Как видно из этого перечисления, ряд факторов работал на плюс, другие на минус, а в целом стереотип поляка в русском сознании складывался противоречивый. Вообще стереотип очень устойчив, но все же он менялся (и иногда резко) под влиянием указанных факторов, различных событий, самого хода истории. А также и потому, что менялось сознание русского народа. Если в средние века было больше отрицательного воздействия, так как главными факторами являлись геополитическое соперничество, войны, религиозная вражда, то после разделов Польши, с одной стороны, усиливается такой фактор, как ненависть и национализм, а, с другой, как это ни парадоксально, возникает и ряд позитивных факторов, в частности, возникает комплекс вины у русского народа, отношение сочувствия. Стереотип поляка становится богаче, в нем появляется больше светлых красок, но он остается противоречивым. Это зависит от восприятия русского народа, которое, в свою очередь, определялось как объективным ходом событий, так и воздействием субъективного фактора – целенаправленной пропаганды, идеологического давления, то есть того, что влияло на русское общественное мнение и его формировало.
Попытки такого давления делались в царской России. После восстания 1863 г. националистические круги развернули пропагандистскую кампанию, пытаясь представить поляков исчадием ада воплощением зла. Аргументом было массовое участие поляков в национально‑освободительном движении и, прежде всего в вооруженных восстаниях против царизма. Как одна из главных черт польского национального сознания отмечалась ненависть к России и русским, на этом базировалось создание образа врага‑поляка. Известный журналист О.М. Меньшиков писал в 1911 г. в работе «Сомнительная родня» о разделах Польши: «Под видом “братского” славянского народа мы ввели под свою крышу закоренелого врага, врага тысячелетнего, который в течение давних веков угнетал Западную Русь и который в этом угнетении привык видеть историческое свое призвание»3. «Заклятыми врагами», цель которых – «внутреннее предательство», «внутреннее и внешнее разрушение России», считал поляков и П.И. Ковалевский. Он писал о введении в российский организм «польской ненависти». Подобные речи звучали из уст российских националистов с трибуны Государственной думы. В выступлениях И.Я. Павловича, Е.Я. Ганжулевича, Г.Г. Замысловского, А.Д. Юрашкевича и других правых депутатов поляки характеризовались как извечные враги России, хитрые и коварные4.
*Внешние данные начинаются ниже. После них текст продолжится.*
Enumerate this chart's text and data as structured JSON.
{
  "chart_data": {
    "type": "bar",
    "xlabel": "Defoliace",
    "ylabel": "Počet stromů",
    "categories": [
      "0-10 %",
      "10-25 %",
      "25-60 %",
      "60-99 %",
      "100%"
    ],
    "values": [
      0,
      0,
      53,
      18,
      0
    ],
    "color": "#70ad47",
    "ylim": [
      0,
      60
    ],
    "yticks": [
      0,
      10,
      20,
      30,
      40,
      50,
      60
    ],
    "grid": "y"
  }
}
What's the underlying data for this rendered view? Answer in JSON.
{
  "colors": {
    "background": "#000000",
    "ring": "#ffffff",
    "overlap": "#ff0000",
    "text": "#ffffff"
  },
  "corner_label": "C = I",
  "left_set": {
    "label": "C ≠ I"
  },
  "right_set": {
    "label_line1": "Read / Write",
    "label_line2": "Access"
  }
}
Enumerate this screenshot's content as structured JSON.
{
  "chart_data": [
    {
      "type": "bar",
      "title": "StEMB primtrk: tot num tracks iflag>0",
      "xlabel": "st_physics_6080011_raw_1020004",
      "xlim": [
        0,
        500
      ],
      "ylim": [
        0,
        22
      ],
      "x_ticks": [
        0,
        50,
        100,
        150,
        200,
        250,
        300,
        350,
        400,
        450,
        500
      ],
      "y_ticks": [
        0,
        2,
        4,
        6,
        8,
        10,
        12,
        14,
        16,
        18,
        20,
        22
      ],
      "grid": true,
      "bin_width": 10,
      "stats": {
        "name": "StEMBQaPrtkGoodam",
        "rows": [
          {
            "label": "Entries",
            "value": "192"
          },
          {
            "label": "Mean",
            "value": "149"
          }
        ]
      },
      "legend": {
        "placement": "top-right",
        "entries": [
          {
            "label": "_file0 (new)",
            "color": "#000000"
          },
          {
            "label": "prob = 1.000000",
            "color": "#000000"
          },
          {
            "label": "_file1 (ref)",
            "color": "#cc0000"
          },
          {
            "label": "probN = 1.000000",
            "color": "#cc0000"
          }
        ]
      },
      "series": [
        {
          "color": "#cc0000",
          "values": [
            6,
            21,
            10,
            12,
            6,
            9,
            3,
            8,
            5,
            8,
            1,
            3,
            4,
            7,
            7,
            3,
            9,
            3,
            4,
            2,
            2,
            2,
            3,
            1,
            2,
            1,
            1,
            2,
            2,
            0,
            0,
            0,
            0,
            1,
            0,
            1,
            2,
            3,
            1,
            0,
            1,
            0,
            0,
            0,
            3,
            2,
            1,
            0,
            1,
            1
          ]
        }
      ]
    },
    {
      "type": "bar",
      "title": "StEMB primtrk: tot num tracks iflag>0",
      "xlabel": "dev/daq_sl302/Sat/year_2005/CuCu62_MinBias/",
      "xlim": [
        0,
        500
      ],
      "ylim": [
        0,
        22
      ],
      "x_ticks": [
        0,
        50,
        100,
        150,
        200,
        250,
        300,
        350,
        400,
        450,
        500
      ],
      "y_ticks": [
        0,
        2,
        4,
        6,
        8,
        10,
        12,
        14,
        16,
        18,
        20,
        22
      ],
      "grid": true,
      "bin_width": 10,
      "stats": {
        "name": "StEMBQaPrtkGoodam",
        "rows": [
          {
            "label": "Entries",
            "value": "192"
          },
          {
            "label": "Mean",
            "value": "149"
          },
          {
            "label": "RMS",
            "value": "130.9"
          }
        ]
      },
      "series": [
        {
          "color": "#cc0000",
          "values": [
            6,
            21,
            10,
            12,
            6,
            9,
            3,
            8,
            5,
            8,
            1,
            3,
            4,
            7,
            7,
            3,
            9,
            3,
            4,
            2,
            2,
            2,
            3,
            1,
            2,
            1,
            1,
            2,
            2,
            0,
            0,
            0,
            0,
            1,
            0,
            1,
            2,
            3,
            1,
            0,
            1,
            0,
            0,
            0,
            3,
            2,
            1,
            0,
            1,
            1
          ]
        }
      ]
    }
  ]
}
В советской литературе эта сторона замалчивалась, обычно на первый план выдвигались факты революционного взаимодействия, сочувствия. Помощи, представленные как главная линия, но в действительности это были светлые пятна на темном фоне, так как и сами события, и официальная пропаганда влияли даже на самые светлые умы, а в целом на национальное сознание русских. Правда, попытка ввести в массовое сознание понятие «поляк‑враг № 1» не удалась: национальный стереотип поляка оставался противоречивым – одни и те же черты польского национального характера трактовались по‑разному в зависимости от взглядов, от идейной позиции.
Наиболее ярко национальный стереотип проявляется в таких областях, как историческая наука и художественное творчество – литература, театр, позже кино5. Здесь мы видим отражение стереотипа, здесь же происходит и его формирование. Образы поляков создавали крупнейшие писатели (Пушкин, Л. Толстой, Достоевский, Горький, Короленко, А.Н. Толстой и др.), композиторы (Глинка, Мусоргский, Римский‑Корсаков и др.). О польском национальном характере писали историки (Карамзин, Костомаров, Ключевский, Соловьев, Кареев, Любавский и др.). Эти люди разных убеждений внесли свою лепту в интерпретацию польского национального характера. И всюду мы видим противоречивый образ поляка, а скорее стереоскопический, как бы совмещающий сразу два угла зрения. Пушкин по следам восстания 1830 г. написал «Клеветникам России», где говорил о «кичливом ляхе», И В «Борисе Годунове» он подчеркивал «надменность», «кичливость», «хвастливость» поляков. Но он знал и любил Мицкевича и его поэзию, и в пушкинских переводах лучших его баллад возникают положительные образы и шляхты, и благородного «хлопа», который защитил прекрасную любовь от воеводы.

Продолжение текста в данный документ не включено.